While incarcerated, Jimmie must thrust aside inhibitions and learn how to literally kill to survive. He does this under the tutelage of fellow con and self-admitted criminal, Virgil Cane (F. Murray Abraham), also put away by Parnell and Scalise, though they beat up Cane's girlfriend during the process of the arrest. Eventually, Rainwood is let out on parole after three years. Returning home, he and Kate continue to be oppressed by the two crooked cops, and Jimmie falls back on his hard-won survival skills to break himself and his wife free.
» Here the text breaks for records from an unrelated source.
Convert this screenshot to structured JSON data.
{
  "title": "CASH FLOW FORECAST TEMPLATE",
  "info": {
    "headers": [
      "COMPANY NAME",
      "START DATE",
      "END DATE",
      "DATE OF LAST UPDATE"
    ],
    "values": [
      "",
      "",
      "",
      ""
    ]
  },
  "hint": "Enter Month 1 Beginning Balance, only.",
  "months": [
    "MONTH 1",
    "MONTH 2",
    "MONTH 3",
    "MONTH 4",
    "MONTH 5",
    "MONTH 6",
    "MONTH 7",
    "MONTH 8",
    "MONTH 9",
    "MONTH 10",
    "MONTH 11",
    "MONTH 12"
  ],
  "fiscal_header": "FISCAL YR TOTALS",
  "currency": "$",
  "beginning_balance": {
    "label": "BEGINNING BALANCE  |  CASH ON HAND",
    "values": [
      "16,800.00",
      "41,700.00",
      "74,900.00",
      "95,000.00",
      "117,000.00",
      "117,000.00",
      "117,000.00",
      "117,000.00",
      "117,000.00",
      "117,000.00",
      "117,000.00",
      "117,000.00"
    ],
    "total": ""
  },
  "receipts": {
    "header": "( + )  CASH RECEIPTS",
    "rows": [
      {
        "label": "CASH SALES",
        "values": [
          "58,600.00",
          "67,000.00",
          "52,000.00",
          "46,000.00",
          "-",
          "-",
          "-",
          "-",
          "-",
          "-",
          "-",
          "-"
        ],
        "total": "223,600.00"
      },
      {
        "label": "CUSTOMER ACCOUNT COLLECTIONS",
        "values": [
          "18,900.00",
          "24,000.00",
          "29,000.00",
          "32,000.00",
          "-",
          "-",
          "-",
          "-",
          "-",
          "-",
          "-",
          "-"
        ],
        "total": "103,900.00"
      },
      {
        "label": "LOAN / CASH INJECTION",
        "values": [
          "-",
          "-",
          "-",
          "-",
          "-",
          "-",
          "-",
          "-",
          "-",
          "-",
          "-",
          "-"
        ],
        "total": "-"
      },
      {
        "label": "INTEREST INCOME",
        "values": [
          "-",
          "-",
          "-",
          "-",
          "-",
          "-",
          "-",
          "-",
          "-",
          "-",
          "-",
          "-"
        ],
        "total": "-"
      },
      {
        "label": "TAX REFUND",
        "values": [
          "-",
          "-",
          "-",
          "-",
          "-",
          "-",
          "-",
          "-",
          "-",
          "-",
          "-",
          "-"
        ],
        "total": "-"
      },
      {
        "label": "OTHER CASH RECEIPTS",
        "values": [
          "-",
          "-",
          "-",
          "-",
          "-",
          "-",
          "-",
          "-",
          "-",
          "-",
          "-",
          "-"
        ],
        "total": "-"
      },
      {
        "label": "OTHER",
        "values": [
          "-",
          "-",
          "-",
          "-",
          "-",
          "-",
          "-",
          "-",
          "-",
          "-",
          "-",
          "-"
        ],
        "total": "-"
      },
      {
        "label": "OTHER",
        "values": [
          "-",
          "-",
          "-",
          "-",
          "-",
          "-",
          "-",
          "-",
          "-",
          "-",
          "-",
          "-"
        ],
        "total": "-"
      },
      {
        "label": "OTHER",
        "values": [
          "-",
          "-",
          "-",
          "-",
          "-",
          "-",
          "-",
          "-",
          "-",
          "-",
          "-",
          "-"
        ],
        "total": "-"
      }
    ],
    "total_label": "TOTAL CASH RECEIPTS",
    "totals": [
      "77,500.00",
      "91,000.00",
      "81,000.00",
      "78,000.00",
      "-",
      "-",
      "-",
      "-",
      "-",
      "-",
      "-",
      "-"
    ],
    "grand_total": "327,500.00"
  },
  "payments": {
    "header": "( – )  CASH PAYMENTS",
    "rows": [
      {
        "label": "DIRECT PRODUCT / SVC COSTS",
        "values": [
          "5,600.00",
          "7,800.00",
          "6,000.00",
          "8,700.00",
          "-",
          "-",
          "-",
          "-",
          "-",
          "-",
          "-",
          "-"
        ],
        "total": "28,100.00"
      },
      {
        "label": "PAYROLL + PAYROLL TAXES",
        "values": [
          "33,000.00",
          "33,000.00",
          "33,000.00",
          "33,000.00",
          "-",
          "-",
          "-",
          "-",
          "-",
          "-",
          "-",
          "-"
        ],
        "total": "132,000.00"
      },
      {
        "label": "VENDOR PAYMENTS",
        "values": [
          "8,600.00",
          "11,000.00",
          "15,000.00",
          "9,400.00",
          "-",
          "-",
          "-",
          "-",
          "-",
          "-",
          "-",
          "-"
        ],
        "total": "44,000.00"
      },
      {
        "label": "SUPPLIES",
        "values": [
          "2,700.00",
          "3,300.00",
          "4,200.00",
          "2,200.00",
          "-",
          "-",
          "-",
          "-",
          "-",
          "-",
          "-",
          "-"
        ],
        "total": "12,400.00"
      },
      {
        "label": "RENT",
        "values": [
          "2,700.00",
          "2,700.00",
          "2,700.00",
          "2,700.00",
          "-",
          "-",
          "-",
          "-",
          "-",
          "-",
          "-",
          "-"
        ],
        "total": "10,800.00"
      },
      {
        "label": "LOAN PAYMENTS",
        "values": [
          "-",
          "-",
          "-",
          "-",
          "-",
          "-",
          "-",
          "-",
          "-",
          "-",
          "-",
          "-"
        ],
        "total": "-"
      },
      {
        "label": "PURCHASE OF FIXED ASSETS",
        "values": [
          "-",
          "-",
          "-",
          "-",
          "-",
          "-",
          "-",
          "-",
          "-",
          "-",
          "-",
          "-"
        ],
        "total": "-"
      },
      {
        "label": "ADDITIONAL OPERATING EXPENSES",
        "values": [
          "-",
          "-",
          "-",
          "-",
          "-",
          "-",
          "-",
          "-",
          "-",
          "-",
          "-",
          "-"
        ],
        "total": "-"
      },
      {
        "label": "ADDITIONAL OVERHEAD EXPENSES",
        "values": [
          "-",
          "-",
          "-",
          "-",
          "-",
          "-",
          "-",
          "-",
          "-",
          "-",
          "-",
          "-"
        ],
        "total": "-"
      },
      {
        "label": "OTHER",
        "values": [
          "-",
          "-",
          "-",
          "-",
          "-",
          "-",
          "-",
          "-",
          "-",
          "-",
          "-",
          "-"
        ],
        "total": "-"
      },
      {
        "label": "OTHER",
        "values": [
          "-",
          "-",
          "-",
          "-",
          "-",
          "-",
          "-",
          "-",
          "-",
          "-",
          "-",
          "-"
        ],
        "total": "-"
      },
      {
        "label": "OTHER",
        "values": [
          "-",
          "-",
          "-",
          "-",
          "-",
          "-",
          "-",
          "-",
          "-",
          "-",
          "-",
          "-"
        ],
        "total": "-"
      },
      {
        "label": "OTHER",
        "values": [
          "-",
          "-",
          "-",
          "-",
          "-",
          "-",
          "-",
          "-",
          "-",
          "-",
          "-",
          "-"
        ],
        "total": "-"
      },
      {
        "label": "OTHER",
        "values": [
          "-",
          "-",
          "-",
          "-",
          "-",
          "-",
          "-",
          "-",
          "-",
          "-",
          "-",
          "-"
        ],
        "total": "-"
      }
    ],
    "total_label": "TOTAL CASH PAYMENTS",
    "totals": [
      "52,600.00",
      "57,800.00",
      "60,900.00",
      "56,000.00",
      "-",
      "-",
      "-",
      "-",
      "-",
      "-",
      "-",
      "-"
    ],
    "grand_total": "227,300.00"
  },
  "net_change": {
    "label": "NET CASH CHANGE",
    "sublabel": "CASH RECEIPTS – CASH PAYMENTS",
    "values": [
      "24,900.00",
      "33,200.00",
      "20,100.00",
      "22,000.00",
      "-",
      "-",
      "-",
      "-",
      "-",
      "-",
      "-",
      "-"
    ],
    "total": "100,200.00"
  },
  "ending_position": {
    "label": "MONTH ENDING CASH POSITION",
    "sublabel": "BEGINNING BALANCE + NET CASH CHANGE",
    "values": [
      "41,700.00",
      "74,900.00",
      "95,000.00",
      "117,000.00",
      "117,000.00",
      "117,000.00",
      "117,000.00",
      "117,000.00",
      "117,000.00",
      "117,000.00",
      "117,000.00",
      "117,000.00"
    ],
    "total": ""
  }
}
My Mom recommended AN INNOCENT MAN since, in her former capacity as a staff psychiatrist for the Nevada Department of Corrections, she worked out of the men's prison in Carson City, where the exterior shots of Jimmie's lock-up were shot. If you've ever been to Nevada's state capitol, you'll recognize the adjacent Sierra Nevada range in the film. (The interior shots were apparently filmed at a disused prison in Cincinnati, OH - no mountains there.)
Now, the corrupt cop Alonzo Harris (Denzel Washington) in the 2001 film Training Day was one bad dude. Here, the Parnell and Scalise characters, while dangerous, are played as obnoxious wise guys almost to the point of caricature; Rasche and Young rendered them positively annoying by overacting, which is probably why Washington is an "A List" performer while the latter two aren't and never will be. At the other end of the spectrum is Detective Fitzgerald (Badja Djola) of Internal Affairs, who sympathizes with Kate's and Jimmie's dilemma and knows Parnell and Scalise are dirty, but can't prove it. Djola's performance is about as animated as a wooden hitching post.
Kate Rainwood, played competently by Robins, is believable and sympathetic as Jimmie's loyal wife, but her character is essentially tangential. The best supporting performance is undoubtedly by Abraham as the wily, prison-savvy Cane, whose motive for helping Rainwood is mostly inscrutable until the film's end when the payback Virgil is now enabled to deliver is delicious in the audience's contemplation.
Tom Selleck reminds me of John Wayne. The Duke never really acted; any role he played was essentially John Wayne dressed in a different costume. Wayne was, in my opinion a superlative entertainer, but not a great actor. Selleck, I think, falls into this same category. The majority of his movies are class B flicks more suitable for television, but his on-screen characters are so consistently engaging and attractive - perhaps accurately reflecting Tom himself - that I'd rather watch any one of his efforts than a substandard outing by a Brad Pitt or Tom Cruise. For Selleck's presence alone, I'm awarding AN INNOCENT MAN four stars.
There's one aspect of the film that continues to niggle at my mind. At the conclusion, Jimmie packs a pistol that evolves in the plot as the one placed in his unconscious hand by Parnell and Scalise during the original frame-up three years previous. How did Rainwood come into its possession? Wouldn't it have been confiscated as evidence, and then destroyed by the police after his conviction?"